Inizialmente, il Tribunale di Roma, con ordinanza del 26 febbraio 2021, aveva sancito l’applicabilità del divieto di licenziamento anche ai dirigenti, facendo leva, in primo luogo, sulla ratio sottesa all’introduzione della disposizione in esame che, ad avviso della Corte, sarebbe quella di “evitare in via provvisoria che le pressoché generalizzate conseguenze economiche della pandemia si traducano nella soppressione immediata di posti di lavoro”. Secondo la Corte capitolina, anche i dirigenti meriterebbero di essere coperti da simile tutela, anche in considerazione del fatto che questi ultimi risultano addirittura più esposti al rischio di perdere il proprio posto di lavoro – stante la maggiore elasticità del principio di giustificatezza, sulla base del quale va verificata la legittimità del licenziamento degli stessi.
Il Tribunale, a ulteriore supporto della propria interpretazione, ha poi concluso asserendo che, qualora si escludessero le figure dirigenziali dall’ambito di applicazione del blocco dei licenziamenti, si creerebbe un’insanabile discrasia con il fatto che i dirigenti sono comunque “protetti” in caso di licenziamento collettivo.
Sin da subito, la pronuncia sopra descritta è stata accolta da molteplici critiche e perplessità, oltre che dal timore circa le profonde ripercussioni che potrebbe avere per quelle aziende che, sino a quel momento, avevano agito sulla base dell’interpretazione prevalente che, come detto, non riteneva applicabile il blocco ai profili dirigenziali.
In tale contesto, in data 19 aprile 2021, il Tribunale di Roma è intervenuto nuovamente sul tema, tramite un’ordinanza con la quale la Corte ha ribaltato integralmente le argomentazioni della precedente pronuncia, asserendo che “il dato letterale della norma, in uno con la filosofia che la sorregge, non consente di ritenere che la figura del dirigente possa essere ricompresa nel blocco”.
Infatti, il Tribunale ha innanzitutto rilevato che la tenuta costituzionale dell’art. 46 del D.L. 18/2020 si basa sul binomio tra il divieto di licenziamento e la possibilità di ricorrere più facilmente all’ammortizzatore sociale; binomio evidentemente non sussistente nel caso dei dirigenti, proprio in considerazione del fatto che gli stessi non sono ricompresi tra i beneficiari degli ammortizzatori sociali.

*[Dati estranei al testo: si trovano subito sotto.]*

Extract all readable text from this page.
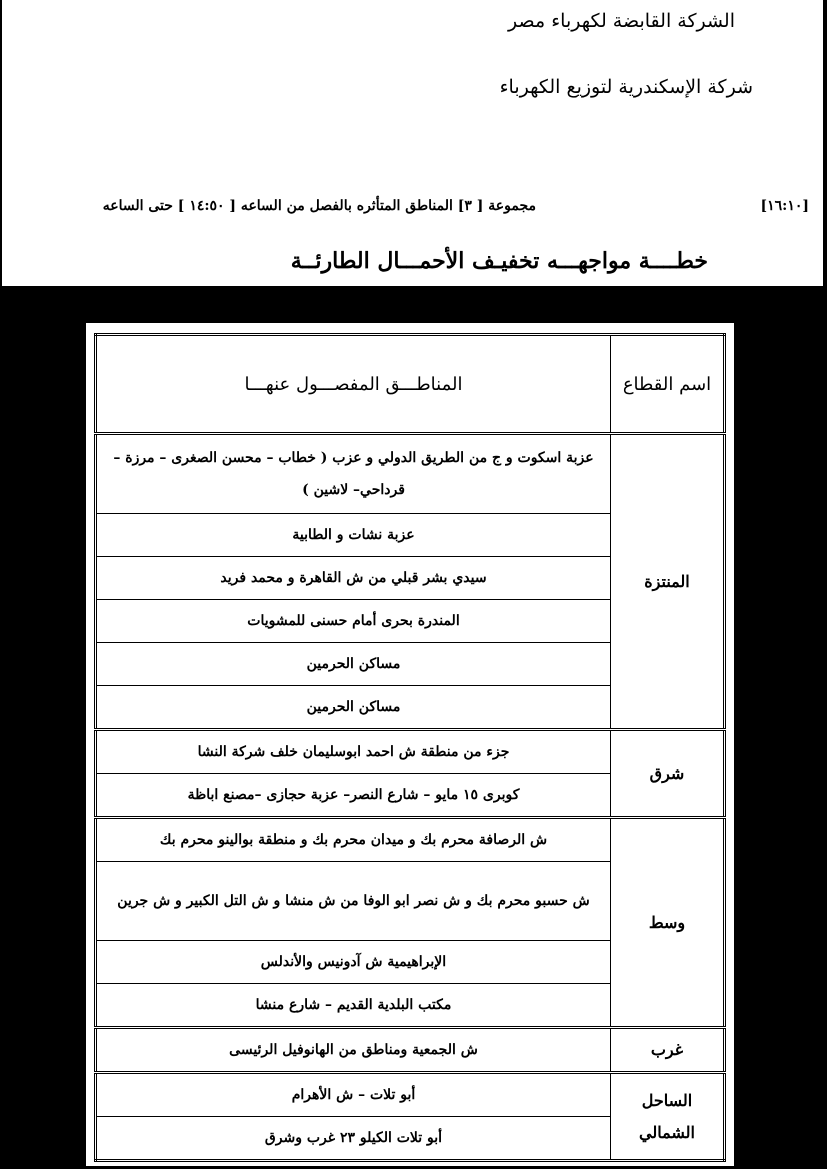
الشركة القابضة لكهرباء مصر
شركة الإسكندرية لتوزيع الكهرباء
مجموعة [ ٣] المناطق المتأثره بالفصل من الساعه [ ١٤:٥٠ ] حتى الساعه	[١٦:١٠]
خطــــة مواجهـــه تخفيـف الأحمـــال الطارئــة
اسم القطاع	المناطـــق المفصـــول عنهـــا
المنتزة	عزبة اسكوت و ج من الطريق الدولي و عزب ( خطاب – محسن الصغرى – مرزة – قرداحي– لاشين )
	عزبة نشات و الطابية
	سيدي بشر قبلي من ش القاهرة و محمد فريد
	المندرة بحرى أمام حسنى للمشويات
	مساكن الحرمين
	مساكن الحرمين
شرق	جزء من منطقة ش احمد ابوسليمان خلف شركة النشا
	كوبرى ١٥ مايو – شارع النصر– عزبة حجازى –مصنع اباظة
وسط	ش الرصافة محرم بك و ميدان محرم بك و منطقة بوالينو محرم بك
	ش حسبو محرم بك و ش نصر ابو الوفا من ش منشا و ش التل الكبير و ش جرين
	الإبراهيمية ش آدونيس والأندلس
	مكتب البلدية القديم – شارع منشا
غرب	ش الجمعية ومناطق من الهانوفيل الرئيسى
الساحل الشمالي	أبو تلات – ش الأهرام
	أبو تلات الكيلو ٢٣ غرب وشرق
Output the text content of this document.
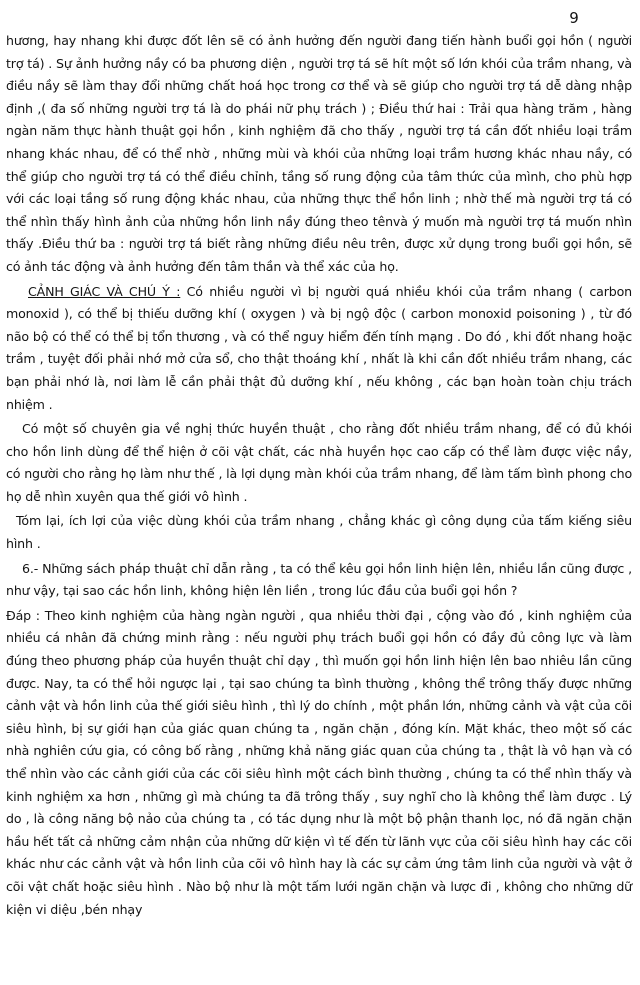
9

hương, hay nhang khi được đốt lên sẽ có ảnh hưởng đến người đang tiến hành buổi gọi hồn ( người trợ tá) . Sự ảnh hưởng nầy có ba phương diện , người trợ tá sẽ hít một số lớn khói của trầm nhang, và điều nầy sẽ làm thay đổi những chất hoá học trong cơ thể và sẽ giúp cho người trợ tá dễ dàng nhập định ,( đa số những người trợ tá là do phái nữ phụ trách ) ; Điều thứ hai : Trải qua hàng trăm , hàng ngàn năm thực hành thuật gọi hồn , kinh nghiệm đã cho thấy , người trợ tá cần đốt nhiều loại trầm nhang khác nhau, để có thể nhờ , những mùi và khói của những loại trầm hương khác nhau nầy, có thể giúp cho người trợ tá có thể điều chỉnh, tầng số rung động của tâm thức của mình, cho phù hợp với các loại tầng số rung động khác nhau, của những thực thể hồn linh ; nhờ thế mà người trợ tá có thể nhìn thấy hình ảnh của những hồn linh nầy đúng theo tênvà ý muốn mà người trợ tá muốn nhìn thấy .Điều thứ ba : người trợ tá biết rằng những điều nêu trên, được xử dụng trong buổi gọi hồn, sẽ có ảnh tác động và ảnh hưởng đến tâm thần và thể xác của họ.

CẢNH GIÁC VÀ CHÚ Ý : Có nhiều người vì bị người quá nhiều khói của trầm nhang ( carbon monoxid ), có thể bị thiếu dưỡng khí ( oxygen ) và bị ngộ độc ( carbon monoxid poisoning ) , từ đó não bộ có thể có thể bị tổn thương , và có thể nguy hiểm đến tính mạng . Do đó , khi đốt nhang hoặc trầm , tuyệt đối phải nhớ mở cửa sổ, cho thật thoáng khí , nhất là khi cần đốt nhiều trầm nhang, các bạn phải nhớ là, nơi làm lễ cần phải thật đủ dưỡng khí , nếu không , các bạn hoàn toàn chịu trách nhiệm .

Có một số chuyên gia về nghị thức huyền thuật , cho rằng đốt nhiều trầm nhang, để có đủ khói cho hồn linh dùng để thể hiện ở cõi vật chất, các nhà huyền học cao cấp có thể làm được việc nầy, có người cho rằng họ làm như thế , là lợi dụng màn khói của trầm nhang, để làm tấm bình phong cho họ dễ nhìn xuyên qua thế giới vô hình .

Tóm lại, ích lợi của việc dùng khói của trầm nhang , chẳng khác gì công dụng của tấm kiếng siêu hình .

6.- Những sách pháp thuật chỉ dẫn rằng , ta có thể kêu gọi hồn linh hiện lên, nhiều lần cũng được , như vậy, tại sao các hồn linh, không hiện lên liền , trong lúc đầu của buổi gọi hồn ?

Đáp : Theo kinh nghiệm của hàng ngàn người , qua nhiều thời đại , cộng vào đó , kinh nghiệm của nhiều cá nhân đã chứng minh rằng : nếu người phụ trách buổi gọi hồn có đầy đủ công lực và làm đúng theo phương pháp của huyền thuật chỉ dạy , thì muốn gọi hồn linh hiện lên bao nhiêu lần cũng được. Nay, ta có thể hỏi ngược lại , tại sao chúng ta bình thường , không thể trông thấy được những cảnh vật và hồn linh của thế giới siêu hình , thì lý do chính , một phần lớn, những cảnh và vật của cõi siêu hình, bị sự giới hạn của giác quan chúng ta , ngăn chặn , đóng kín. Mặt khác, theo một số các nhà nghiên cứu gia, có công bố rằng , những khả năng giác quan của chúng ta , thật là vô hạn và có thể nhìn vào các cảnh giới của các cõi siêu hình một cách bình thường , chúng ta có thể nhìn thấy và kinh nghiệm xa hơn , những gì mà chúng ta đã trông thấy , suy nghĩ cho là không thể làm được . Lý do , là công năng bộ nảo của chúng ta , có tác dụng như là một bộ phận thanh lọc, nó đã ngăn chặn hầu hết tất cả những cảm nhận của những dữ kiện vì tế đến từ lãnh vực của cõi siêu hình hay các cõi khác như các cảnh vật và hồn linh của cõi vô hình hay là các sự cảm ứng tâm linh của người và vật ở cõi vật chất hoặc siêu hình . Nào bộ như là một tấm lưới ngăn chặn và lược đi , không cho những dữ kiện vi diệu ,bén nhạy
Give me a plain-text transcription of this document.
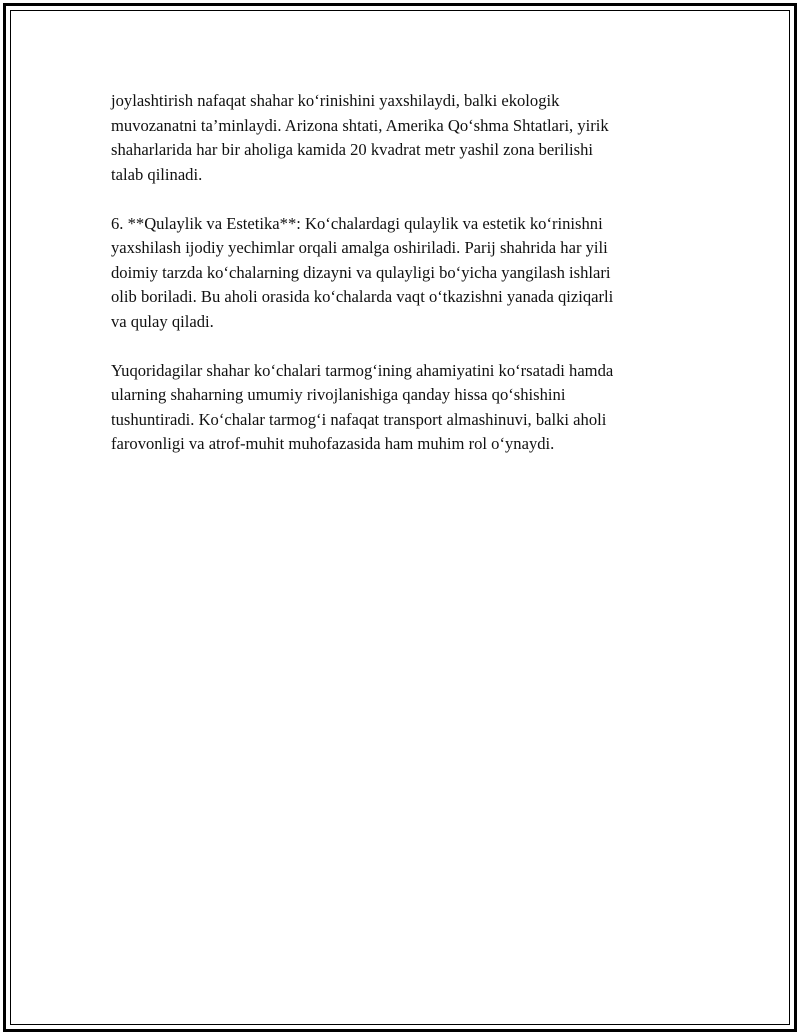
joylashtirish nafaqat shahar ko‘rinishini yaxshilaydi, balki ekologik
muvozanatni ta’minlaydi. Arizona shtati, Amerika Qo‘shma Shtatlari, yirik
shaharlarida har bir aholiga kamida 20 kvadrat metr yashil zona berilishi
talab qilinadi.

6. **Qulaylik va Estetika**: Ko‘chalardagi qulaylik va estetik ko‘rinishni
yaxshilash ijodiy yechimlar orqali amalga oshiriladi. Parij shahrida har yili
doimiy tarzda ko‘chalarning dizayni va qulayligi bo‘yicha yangilash ishlari
olib boriladi. Bu aholi orasida ko‘chalarda vaqt o‘tkazishni yanada qiziqarli
va qulay qiladi.

Yuqoridagilar shahar ko‘chalari tarmog‘ining ahamiyatini ko‘rsatadi hamda
ularning shaharning umumiy rivojlanishiga qanday hissa qo‘shishini
tushuntiradi. Ko‘chalar tarmog‘i nafaqat transport almashinuvi, balki aholi
farovonligi va atrof-muhit muhofazasida ham muhim rol o‘ynaydi.
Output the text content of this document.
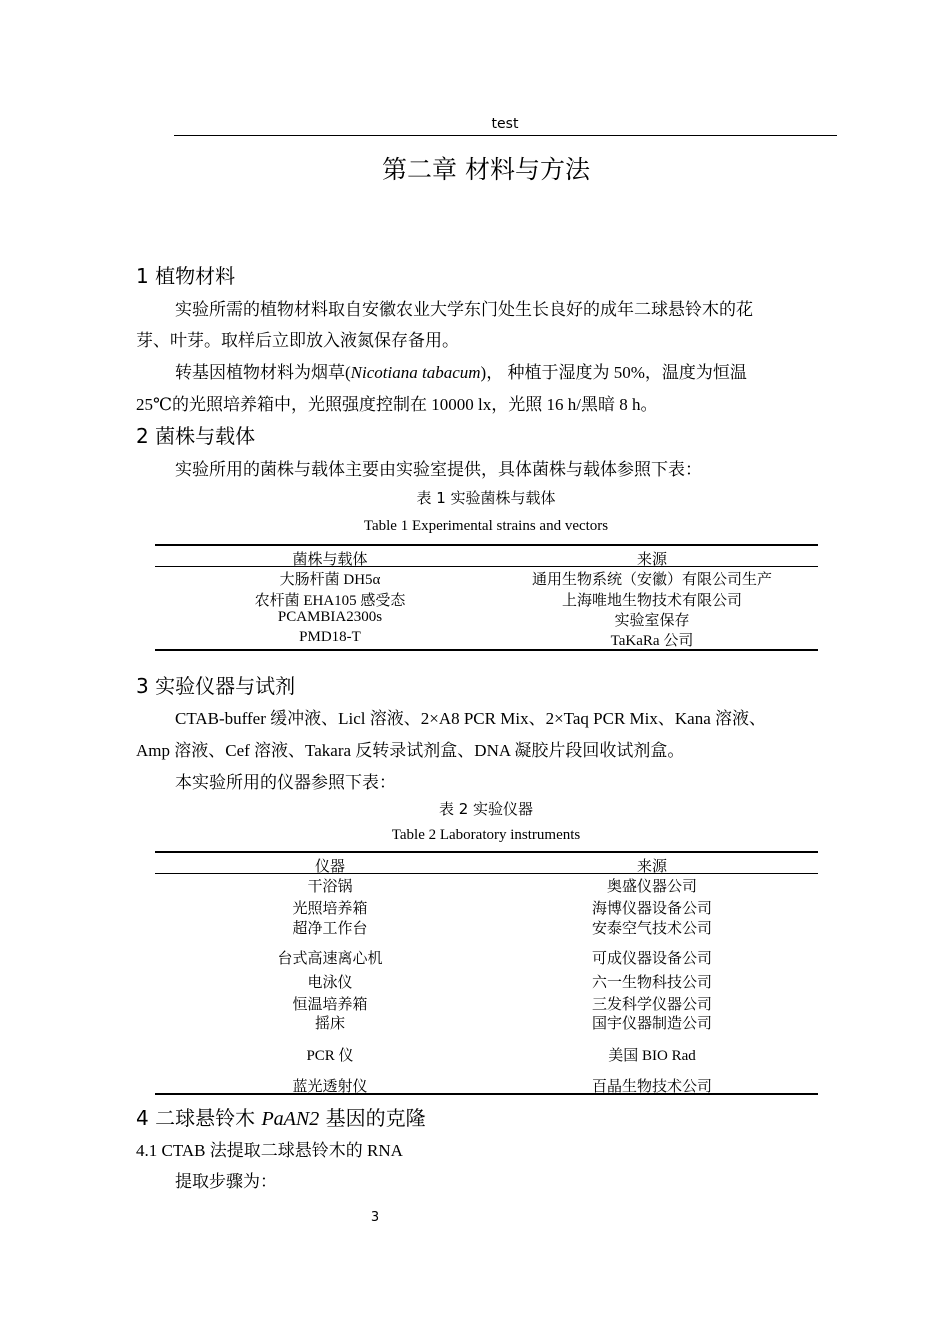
test
第二章 材料与方法
1 植物材料
实验所需的植物材料取自安徽农业大学东门处生长良好的成年二球悬铃木的花
芽、叶芽。取样后立即放入液氮保存备用。
转基因植物材料为烟草(Nicotiana tabacum)， 种植于湿度为 50%，温度为恒温
25℃的光照培养箱中，光照强度控制在 10000 lx，光照 16 h/黑暗 8 h。
2 菌株与载体
实验所用的菌株与载体主要由实验室提供，具体菌株与载体参照下表：
表 1 实验菌株与载体
Table 1 Experimental strains and vectors
菌株与载体	来源
大肠杆菌 DH5α	通用生物系统（安徽）有限公司生产
农杆菌 EHA105 感受态	上海唯地生物技术有限公司
PCAMBIA2300s	实验室保存
PMD18-T	TaKaRa 公司
3 实验仪器与试剂
CTAB-buffer 缓冲液、Licl 溶液、2×A8 PCR Mix、2×Taq PCR Mix、Kana 溶液、
Amp 溶液、Cef 溶液、Takara 反转录试剂盒、DNA 凝胶片段回收试剂盒。
本实验所用的仪器参照下表：
表 2 实验仪器
Table 2 Laboratory instruments
仪器	来源
干浴锅	奥盛仪器公司
光照培养箱	海博仪器设备公司
超净工作台	安泰空气技术公司
台式高速离心机	可成仪器设备公司
电泳仪	六一生物科技公司
恒温培养箱	三发科学仪器公司
摇床	国宇仪器制造公司
PCR 仪	美国 BIO Rad
蓝光透射仪	百晶生物技术公司
4 二球悬铃木 PaAN2 基因的克隆
4.1 CTAB 法提取二球悬铃木的 RNA
提取步骤为：
3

Ciò, secondo la Corte, porterebbe all’inevitabile conseguenza che “della categoria dei dirigenti dovrebbe necessariamente farsene carico il datore di lavoro, pur in presenza di motivi tali da configurare un’ipotesi di giustificatezza del recesso”. A parere del Tribunale di Roma, quindi, sussisterebbe un’insanabile incoerenza costituzionale tra l’estensione del blocco ai dirigenti e il principio di libertà di iniziativa economica.
Da ultimo, il Tribunale di Roma ha sconfessato altresì l’ulteriore argomentazione (sposata, peraltro, anche dalla medesima Corte nella pronuncia del 26 febbraio 2021) secondo la quale l’estensione del divieto di licenziamento ai dirigenti sarebbe giustificata anche dal fatto che sarebbe irragionevole escludere le figure dirigenziali dalla protezione dai licenziamenti individuali quando sono protette dal blocco dei licenziamenti ogniqualvolta rientrino nel perimetro di un licenziamento collettivo. Infatti, ad avviso della Corte, la diversità delle fattispecie è tale da giustificare una difformità di trattamento tra le due ipotesi.
In conclusione, a parere di chi scrive, l’iter argomentativo seguito dal foro capitolino nella più recente pronuncia dello scorso aprile (che ha escluso l’applicabilità del blocco dei licenziamenti alle figure dirigenziali) appare quello maggiormente condivisibile, risultando maggiormente coerente con il dato letterale della norma e con le altre disposizioni emanate nel corso del periodo emergenziale.
A ogni buon conto, è evidente come il repentino cambio di passo effettuato dalla Corte romana non fa altro che acuire la situazione di incertezza in cui le aziende versano da un anno a questa parte a causa della crisi pandemica. In questo modo, infatti, gli operatori economici non hanno nemmeno la possibilità di avere contezza di quelle che potrebbero essere le conseguenze in termini economici di un eventuale licenziamento di un dirigente.